Second, these scripts perform an update statistics on the table with a full scan. A table typically has many statistics created on it, I would suggest updating each statistic IF IT NEEDS IT individually. That is far less overhead, as is usually much faster.
This query can give you a view of the statistics and the usage. The PctMod column is somewhat misleading, if a single row is updated 100 times it reports 100 in the modification_counter column.
SELECT DB_NAME(DB_ID())
,S.name
,O.name
,O.object_id
,STAT.name
,CONVERT(
numeric (18, 2)
,ROUND(
(CONVERT(numeric (18, 2), STATPROP.modification_counter)
/ CASE
WHEN STATPROP.rows = 0
THEN 1.00
ELSE CONVERT(numeric (18, 2), STATPROP.rows)
END * 100
), 2
)
) PctMod
,STATPROP.rows
,STATPROP.modification_counter
,STATPROP.last_updated
FROM sys.objects O
INNER JOIN sys.schemas S ON O.schema_id = S.schema_id
INNER JOIN sys.stats STAT ON STAT.object_id = O.object_id
CROSS APPLY sys.dm_db_stats_properties(STAT.object_id, STAT.stats_id) STATPROP
WHERE S.name <> 'sys';
Michael L John
If you assassinate a DBA, would you pull a trigger?
To properly post on a forum:
http://www.sqlservercentral.com/articles/61537/
October 21, 2023 at 3:00 pm
Thanks everyone. Till now, I was under the impression that it is only updating stats.
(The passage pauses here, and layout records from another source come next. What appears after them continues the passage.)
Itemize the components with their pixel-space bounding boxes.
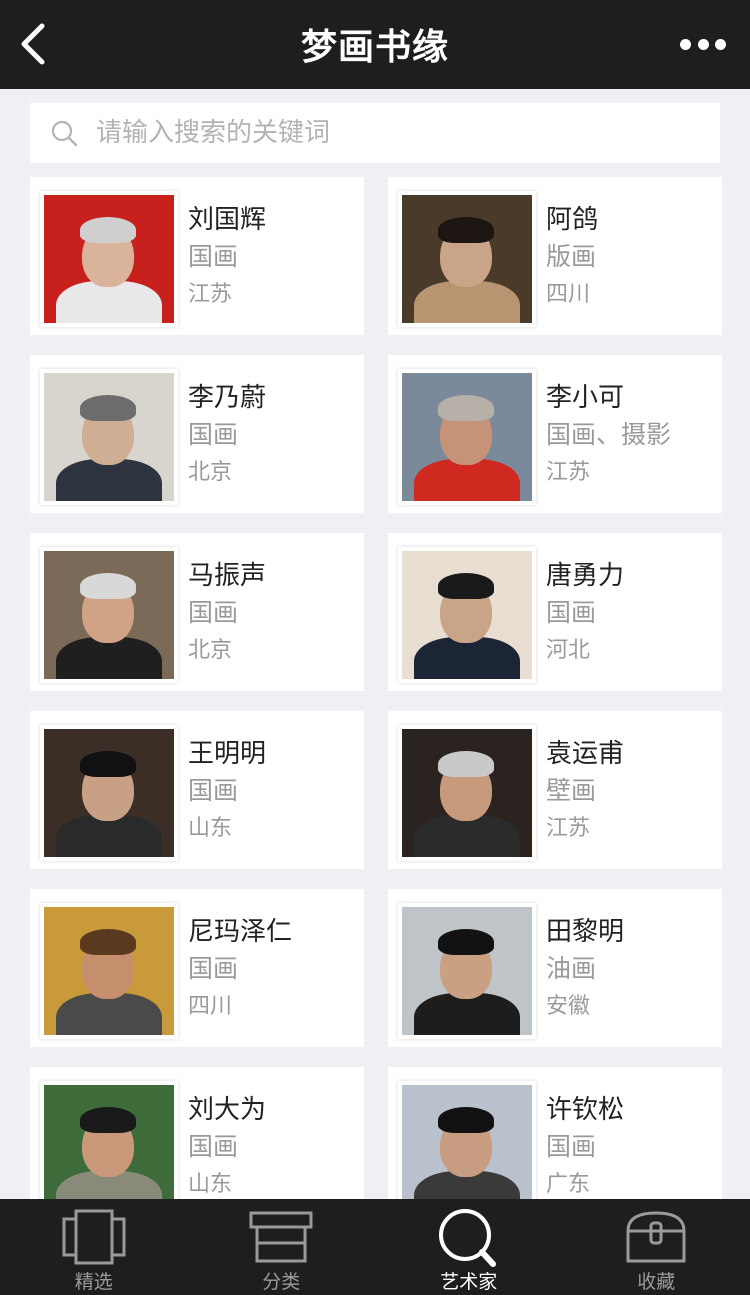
artist-name: 阿鸽 — [546, 205, 599, 235]
artist-photo — [40, 903, 178, 1039]
artist-card[interactable]: 唐勇力 国画 河北 — [388, 533, 722, 691]
tab-artists[interactable]: 艺术家 — [375, 1199, 563, 1295]
artist-category: 国画 — [188, 242, 239, 271]
artist-location: 山东 — [188, 1172, 233, 1197]
artist-photo — [40, 1081, 178, 1199]
artist-card[interactable]: 李小可国画、摄影江苏 — [388, 355, 722, 513]
tab-featured[interactable]: 精选 — [0, 1199, 188, 1295]
artist-category: 国画 — [188, 598, 239, 627]
artist-category: 国画 — [188, 420, 239, 449]
artist-name: 李乃蔚 — [188, 383, 267, 413]
featured-icon — [62, 1209, 126, 1265]
artist-card[interactable]: 袁运甫 壁画 江苏 — [388, 711, 722, 869]
artist-photo — [40, 191, 178, 327]
artist-photo — [398, 547, 536, 683]
artist-location: 四川 — [188, 994, 233, 1019]
tab-label: 收藏 — [637, 1271, 676, 1293]
tab-category[interactable]: 分类 — [188, 1199, 376, 1295]
artist-category: 版画 — [546, 242, 597, 271]
artist-card[interactable]: 许钦松 国画 广东 — [388, 1067, 722, 1199]
artist-category: 国画 — [188, 954, 239, 983]
artist-photo — [398, 903, 536, 1039]
artist-location: 北京 — [188, 638, 233, 663]
page-title: 梦画书缘 — [300, 27, 449, 68]
artist-category: 油画 — [546, 954, 597, 983]
artist-name: 唐勇力 — [546, 561, 625, 591]
artist-photo — [40, 547, 178, 683]
tab-label: 艺术家 — [440, 1271, 498, 1293]
artist-location: 河北 — [546, 638, 591, 663]
artist-photo — [398, 1081, 536, 1199]
artist-card[interactable]: 尼玛泽仁 国画 四川 — [30, 889, 364, 1047]
artist-location: 四川 — [546, 282, 591, 307]
artist-location: 山东 — [188, 816, 233, 841]
search-bar[interactable] — [30, 103, 720, 163]
more-icon[interactable] — [680, 36, 726, 52]
app: 梦画书缘 刘国辉国画江苏阿鸽版画四川李乃蔚国画北京李小可国画、摄影江苏马振声国画… — [0, 0, 750, 1295]
artist-category: 国画、摄影 — [546, 420, 672, 449]
artist-category: 国画 — [546, 1132, 597, 1161]
artist-category: 国画 — [188, 776, 239, 805]
artist-card[interactable]: 阿鸽 版画 四川 — [388, 177, 722, 335]
artist-name: 袁运甫 — [546, 739, 625, 769]
artist-name: 刘国辉 — [188, 205, 267, 235]
artist-location: 江苏 — [546, 816, 591, 841]
artist-location: 江苏 — [546, 460, 591, 485]
artist-location: 北京 — [188, 460, 233, 485]
artist-name: 刘大为 — [188, 1095, 267, 1125]
artist-card[interactable]: 刘大为 国画 山东 — [30, 1067, 364, 1199]
tab-label: 分类 — [262, 1271, 301, 1293]
artist-photo — [398, 725, 536, 861]
artist-name: 许钦松 — [546, 1095, 625, 1125]
artist-name: 李小可 — [546, 383, 625, 413]
artist-photo — [40, 725, 178, 861]
artist-card[interactable]: 王明明 国画 山东 — [30, 711, 364, 869]
search-icon — [51, 120, 78, 147]
artist-name: 王明明 — [188, 739, 267, 769]
search-icon — [438, 1209, 496, 1267]
search-input[interactable] — [96, 118, 676, 148]
bottom-tab-bar: 精选 分类 艺术家 收藏 — [0, 1199, 750, 1295]
tab-collection[interactable]: 收藏 — [563, 1199, 750, 1295]
artist-name: 田黎明 — [546, 917, 625, 947]
artist-card[interactable]: 马振声 国画 北京 — [30, 533, 364, 691]
artist-grid: 刘国辉 国画 江苏 阿鸽 版画 四川 李乃蔚 国画 北京 李小可 国画、摄影 江苏 马振声 国画 北京 唐勇力… — [0, 177, 750, 1199]
artist-location: 江苏 — [188, 282, 233, 307]
artist-photo — [398, 369, 536, 505]
artist-card[interactable]: 田黎明 油画 安徽 — [388, 889, 722, 1047]
artist-category: 国画 — [546, 598, 597, 627]
category-icon — [249, 1211, 313, 1263]
artist-category: 国画 — [188, 1132, 239, 1161]
artist-card[interactable]: 刘国辉 国画 江苏 — [30, 177, 364, 335]
artist-category: 壁画 — [546, 776, 597, 805]
artist-location: 广东 — [546, 1172, 591, 1197]
top-bar: 梦画书缘 — [0, 0, 750, 89]
artist-photo — [398, 191, 536, 327]
tab-label: 精选 — [74, 1271, 113, 1293]
artist-name: 马振声 — [188, 561, 267, 591]
artist-name: 尼玛泽仁 — [188, 917, 293, 947]
artist-photo — [40, 369, 178, 505]
collection-icon — [626, 1211, 686, 1263]
artist-card[interactable]: 李乃蔚 国画 北京 — [30, 355, 364, 513]
artist-location: 安徽 — [546, 994, 591, 1019]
One question, came to mind . What would be the Sampling percent used, if I don't specify any value?
If I don't specify the value, will the same SAMPLE percent is used for all tables or will it be different sample for different tables based on different rows in each table? I checked the CommandLog, it doesn't show me the SAMPLE percentage.
select * from [master].[dbo].[CommandLog] ;
Command
UPDATE STATISTICS [dbo].[DEPT] [CL_DEPT_c1]
UPDATE STATISTICS [dbo].[DEPT] [NCL_DEPT_c2]
UPDATE STATISTICS [dbo].[EMP] [CL_EMP_c1]
UPDATE STATISTICS [dbo].[EMP] [NCL_EMP_c2]
Regards,
Sam
October 21, 2023 at 3:25 pm
Another question is, How to tell which tables needs FULLSCAN and which ones not. someetimes , we may or may not afford to run 100% on each and every statistics. Even 10% is a high number for a large table. Any ideas on what should be the approach for updating stats for those Large highly volatile tables?
Regards,
Sam
October 23, 2023 at 1:40 pm
Compress the data. Look at both page compression and COMPRESS/DECOMPRESS for large char columns.
As a bit of a sidebar, be aware that Page Compression causes index rebuilds to take substantially longer. You'll also get a whole lot more fragmentation (which also means a whole lot more page splits, waits, and log file action) on what used to be fixed width datatypes if you're in the habit of doing inserts followed by updates to NULL to what used to be fixed width columns.
--Jeff Moden
Change is inevitable... Change for the better is not.